Gitmem çünkü gitmeyi bilmiyorum ben. Vazgeçmem çünkü vazgeçmeyi de öğrenemedim. İhanet etmem. İhanet etmeyi bilmem. Kimseyi kandırmam. İnsanları kandırmak için yeterince kötülük öğrenmedim ben. Şarkı söylemeyi karanlık öğretti bana ama hep umut dolu, Sevgi dolu, özlem dolu şarkılarım var benim yüreğimi aydınlatan.
Suskunluğum, sessizliğim, hayatı getirdikleri ile kabullenişimdendir. Kimseye asilik yapmam. Asaletimle kabul eder, kimsenin insanlığımla oynamasına izin vermem. Benim bir dilim, bana göre sevişlerim, kendime göre hislerim var. Kimseye göre hissedemem ben. Kaybetmem asla. Kayıp olmam da. Hibe ederim sadece, heba etmem.
Pişmanlar ordusunun “keşke” ile başlayan cümlelerini sahiplenmek istemiyorum. Olursa, gelirse benimdir, giderse yine bendedirlerim var. Tesadüfen karşılaşılmayan varlıklar ile öğrendim hayatımı. Bir köpeğin yanıma gelmesinin bile mutlaka bir sebebi var. Uslanmadım hiç olgunlaşmadım da. Kendimi sakladığım yerden keşfettim sadece. Ete kemiğe bürünenlerin içindeki insansızlıkları görüyorum her gün. İnsansızlıklar içinde ne kadar da zorlandıklarını, ne kadar yorulduklarını izlemek bileyoruyor ruhumu.

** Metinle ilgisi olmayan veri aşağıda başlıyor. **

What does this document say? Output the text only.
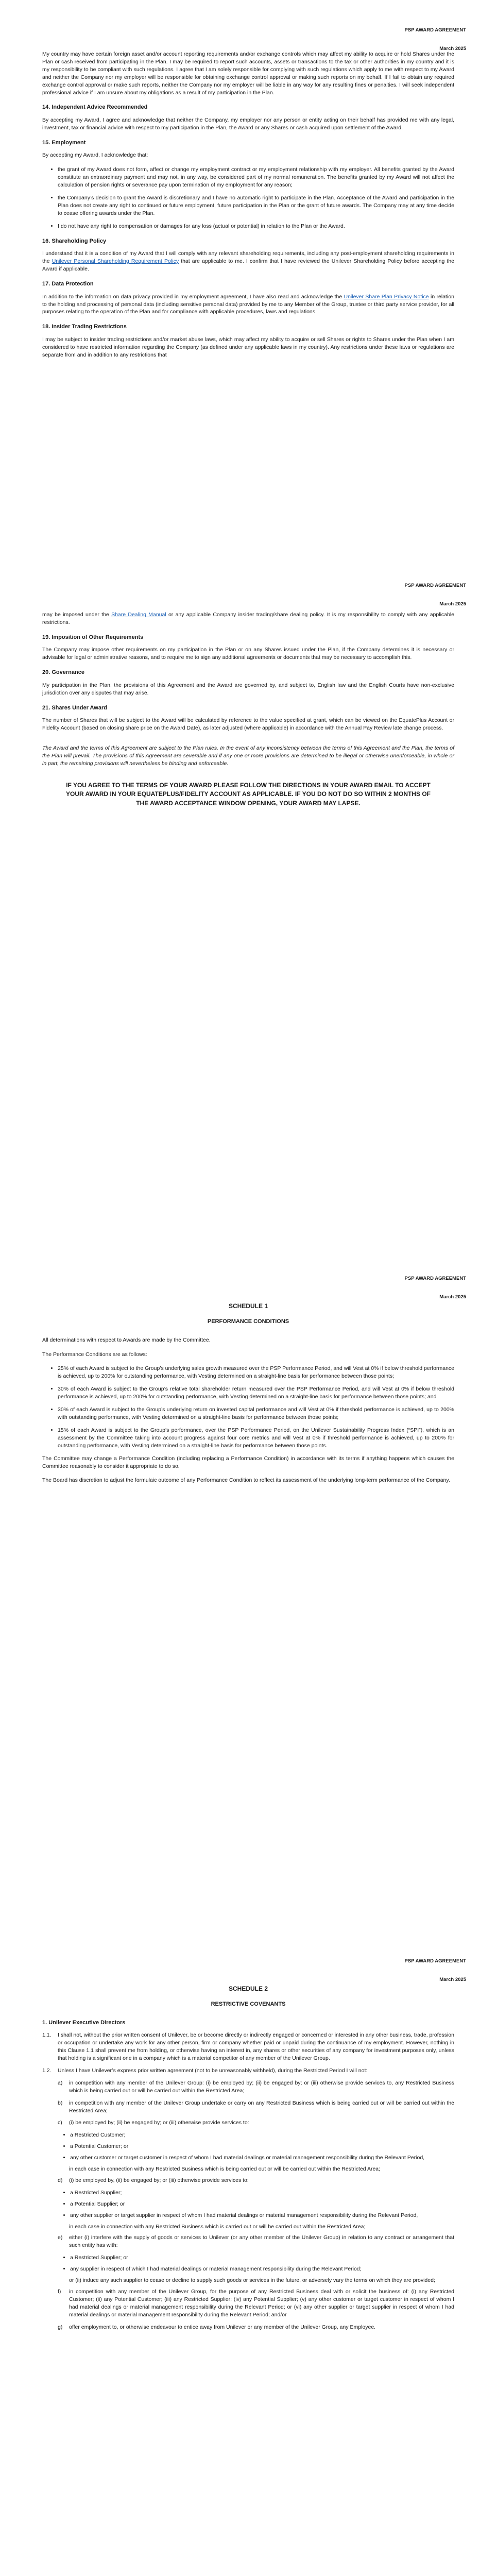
PSP AWARD AGREEMENT
March 2025

My country may have certain foreign asset and/or account reporting requirements and/or exchange controls which may affect my ability to acquire or hold Shares under the Plan or cash received from participating in the Plan. I may be required to report such accounts, assets or transactions to the tax or other authorities in my country and it is my responsibility to be compliant with such regulations. I agree that I am solely responsible for complying with such regulations which apply to me with respect to my Award and neither the Company nor my employer will be responsible for obtaining exchange control approval or making such reports on my behalf. If I fail to obtain any required exchange control approval or make such reports, neither the Company nor my employer will be liable in any way for any resulting fines or penalties. I will seek independent professional advice if I am unsure about my obligations as a result of my participation in the Plan.

14. Independent Advice Recommended

By accepting my Award, I agree and acknowledge that neither the Company, my employer nor any person or entity acting on their behalf has provided me with any legal, investment, tax or financial advice with respect to my participation in the Plan, the Award or any Shares or cash acquired upon settlement of the Award.

15. Employment

By accepting my Award, I acknowledge that:

• the grant of my Award does not form, affect or change my employment contract or my employment relationship with my employer. All benefits granted by the Award constitute an extraordinary payment and may not, in any way, be considered part of my normal remuneration. The benefits granted by my Award will not affect the calculation of pension rights or severance pay upon termination of my employment for any reason;
• the Company’s decision to grant the Award is discretionary and I have no automatic right to participate in the Plan. Acceptance of the Award and participation in the Plan does not create any right to continued or future employment, future participation in the Plan or the grant of future awards. The Company may at any time decide to cease offering awards under the Plan.
• I do not have any right to compensation or damages for any loss (actual or potential) in relation to the Plan or the Award.
16. Shareholding Policy

I understand that it is a condition of my Award that I will comply with any relevant shareholding requirements, including any post-employment shareholding requirements in the Unilever Personal Shareholding Requirement Policy that are applicable to me. I confirm that I have reviewed the Unilever Shareholding Policy before accepting the Award if applicable.

17. Data Protection

In addition to the information on data privacy provided in my employment agreement, I have also read and acknowledge the Unilever Share Plan Privacy Notice in relation to the holding and processing of personal data (including sensitive personal data) provided by me to any Member of the Group, trustee or third party service provider, for all purposes relating to the operation of the Plan and for compliance with applicable procedures, laws and regulations.

18. Insider Trading Restrictions

I may be subject to insider trading restrictions and/or market abuse laws, which may affect my ability to acquire or sell Shares or rights to Shares under the Plan when I am considered to have restricted information regarding the Company (as defined under any applicable laws in my country). Any restrictions under these laws or regulations are separate from and in addition to any restrictions that

PSP AWARD AGREEMENT
March 2025

may be imposed under the Share Dealing Manual or any applicable Company insider trading/share dealing policy. It is my responsibility to comply with any applicable restrictions.

19. Imposition of Other Requirements

The Company may impose other requirements on my participation in the Plan or on any Shares issued under the Plan, if the Company determines it is necessary or advisable for legal or administrative reasons, and to require me to sign any additional agreements or documents that may be necessary to accomplish this.

20. Governance

My participation in the Plan, the provisions of this Agreement and the Award are governed by, and subject to, English law and the English Courts have non-exclusive jurisdiction over any disputes that may arise.

21. Shares Under Award

The number of Shares that will be subject to the Award will be calculated by reference to the value specified at grant, which can be viewed on the EquatePlus Account or Fidelity Account (based on closing share price on the Award Date), as later adjusted (where applicable) in accordance with the Annual Pay Review late change process.

The Award and the terms of this Agreement are subject to the Plan rules. In the event of any inconsistency between the terms of this Agreement and the Plan, the terms of the Plan will prevail. The provisions of this Agreement are severable and if any one or more provisions are determined to be illegal or otherwise unenforceable, in whole or in part, the remaining provisions will nevertheless be binding and enforceable.

IF YOU AGREE TO THE TERMS OF YOUR AWARD PLEASE FOLLOW THE DIRECTIONS IN YOUR AWARD EMAIL TO ACCEPT YOUR AWARD IN YOUR EQUATEPLUS/FIDELITY ACCOUNT AS APPLICABLE. IF YOU DO NOT DO SO WITHIN 2 MONTHS OF THE AWARD ACCEPTANCE WINDOW OPENING, YOUR AWARD MAY LAPSE.
PSP AWARD AGREEMENT
March 2025
SCHEDULE 1
PERFORMANCE CONDITIONS

All determinations with respect to Awards are made by the Committee.

The Performance Conditions are as follows:

• 25% of each Award is subject to the Group’s underlying sales growth measured over the PSP Performance Period, and will Vest at 0% if below threshold performance is achieved, up to 200% for outstanding performance, with Vesting determined on a straight-line basis for performance between those points;
• 30% of each Award is subject to the Group’s relative total shareholder return measured over the PSP Performance Period, and will Vest at 0% if below threshold performance is achieved, up to 200% for outstanding performance, with Vesting determined on a straight-line basis for performance between those points; and
• 30% of each Award is subject to the Group’s underlying return on invested capital performance and will Vest at 0% if threshold performance is achieved, up to 200% with outstanding performance, with Vesting determined on a straight-line basis for performance between those points;
• 15% of each Award is subject to the Group’s performance, over the PSP Performance Period, on the Unilever Sustainability Progress Index (“SPI”), which is an assessment by the Committee taking into account progress against four core metrics and will Vest at 0% if threshold performance is achieved, up to 200% for outstanding performance, with Vesting determined on a straight-line basis for performance between those points.

The Committee may change a Performance Condition (including replacing a Performance Condition) in accordance with its terms if anything happens which causes the Committee reasonably to consider it appropriate to do so.

The Board has discretion to adjust the formulaic outcome of any Performance Condition to reflect its assessment of the underlying long-term performance of the Company.

PSP AWARD AGREEMENT
March 2025
SCHEDULE 2
RESTRICTIVE COVENANTS
1. Unilever Executive Directors
1.1.	I shall not, without the prior written consent of Unilever, be or become directly or indirectly engaged or concerned or interested in any other business, trade, profession or occupation or undertake any work for any other person, firm or company whether paid or unpaid during the continuance of my employment. However, nothing in this Clause 1.1 shall prevent me from holding, or otherwise having an interest in, any shares or other securities of any company for investment purposes only, unless that holding is a significant one in a company which is a material competitor of any member of the Unilever Group.
1.2.	Unless I have Unilever’s express prior written agreement (not to be unreasonably withheld), during the Restricted Period I will not:
a)	in competition with any member of the Unilever Group: (i) be employed by; (ii) be engaged by; or (iii) otherwise provide services to, any Restricted Business which is being carried out or will be carried out within the Restricted Area;
b)	in competition with any member of the Unilever Group undertake or carry on any Restricted Business which is being carried out or will be carried out within the Restricted Area;
c)	(i) be employed by; (ii) be engaged by; or (iii) otherwise provide services to:
• a Restricted Customer;
• a Potential Customer; or
• any other customer or target customer in respect of whom I had material dealings or material management responsibility during the Relevant Period,
in each case in connection with any Restricted Business which is being carried out or will be carried out within the Restricted Area;
d)	(i) be employed by, (ii) be engaged by; or (iii) otherwise provide services to:
• a Restricted Supplier;
• a Potential Supplier; or
• any other supplier or target supplier in respect of whom I had material dealings or material management responsibility during the Relevant Period,
in each case in connection with any Restricted Business which is carried out or will be carried out within the Restricted Area;
e)	either (i) interfere with the supply of goods or services to Unilever (or any other member of the Unilever Group) in relation to any contract or arrangement that such entity has with:
• a Restricted Supplier; or
• any supplier in respect of which I had material dealings or material management responsibility during the Relevant Period;
or (ii) induce any such supplier to cease or decline to supply such goods or services in the future, or adversely vary the terms on which they are provided;
f)	in competition with any member of the Unilever Group, for the purpose of any Restricted Business deal with or solicit the business of: (i) any Restricted Customer; (ii) any Potential Customer; (iii) any Restricted Supplier; (iv) any Potential Supplier; (v) any other customer or target customer in respect of whom I had material dealings or material management responsibility during the Relevant Period; or (vi) any other supplier or target supplier in respect of whom I had material dealings or material management responsibility during the Relevant Period; and/or
g)	offer employment to, or otherwise endeavour to entice away from Unilever or any member of the Unilever Group, any Employee.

Tüketilen insanlıkları izliyorum. Bencilliklerinden kötü kokan insan siluetinde yaşayanları, kendinden başka hiç bir varlığa değer vermeyen hiçleri görüyorum. Şükrediyorum halime. Onlar zihnin pisliklerine itaat ederken, hayatın güzel olan yanlarını, temizliğini göremiyorlar ve pişmanlık kuyusunda karanlıkta yaşıyorlar. Temizim, şükürler olsun ki ruhu temiz biriyim. İnsan olmayı başarabilen bir varlığım.
Aşk ise en temizinden, en tutkulusundan, en benzersizinden yaşamayı istiyorum ve geldiğinde de yaşıyorum, dostsa en menfaatsizinden, en yakınından, kenarından kıyısından değil içimden tüm samimiyetimle, beklentisiz olarak, yaratılanın kutsallığına saygıyla yaşıyorum. Zıt kavramları hayatımdan çıkartabilmenin peşindeyim. İyinin olmadığı yer kötüyse, kötüye ihtiyacım olmadığını bildiğim için adını anmamayı öğreniyorum. Sakin adımlarla ruhuma ulaşıyorum. Beynimi, insanlığımı şekillendirmek için kullanmamayı öğrendim. Kendime yakınım artık. Kimsenin hayatına eşlik etmiyor, kendi hayatımla meşgulum.
Terk etmiyorum ama terk edilmek ne demek iyi biliyorum. Terk ettiğini sanan, arkasını dönüp giderken bir başlangıca neden oluyor hayatımda. Her seferinde bir öncekinden daha fazla arınmış ve güçlü yaşıyorum. Kırıldığım yerlerden yeni filizler çıkartıyor, köküme daha da bağlanıyorum. Kendini sevmeyi unuttuğunu anlıyor terk edilen. Sırf bu yüzden bile tesadüf değil, sebeplerle dolu bu hayatın içinde olduğunu fark etmeli insan.
Affetmediğin, kin duyduğun, artık sevmiyorum dediğin insanlarla geçmişine bir bakar mısın? Sırf senin istemediğin, sana benzemeyen, sana göre olmayan bir gidiş için yaşanan onca anı çöp mü olmalı şimdi? Sen adını aşk koydun diye o da sana aşk mı demeli mutlaka? Bu menfaat olmaz mı? O sana bana aşk de demedi ki? Sen istedin diye aşk oldu o. Sen istedin diye kötü ve terk eden belkide. O kendisi için ne istedi sordun mu hiç? Kim suçlu? Kim cezalı? Ceza nedir? Senden bir tane daha yok. Ondan bir tane daha olmadığı gibi gerçek bu işte. Kabul etmeli, sadece benzeriz, yakınız ve birbirimize ihtiyacımız var ama asla aynı olamayız. Aynı olmayı bekledikçe kaybederiz.
Sen sev istediğin kadar, bırak karşındaki de kendince yaşasın her ne yaşayacaksa. Ben gitmem ama gidemem. Hiç kimseden gitmem. Unutamam, kötünün olmadığı anıları da en acıklı olanları da kendim yaratıyorum.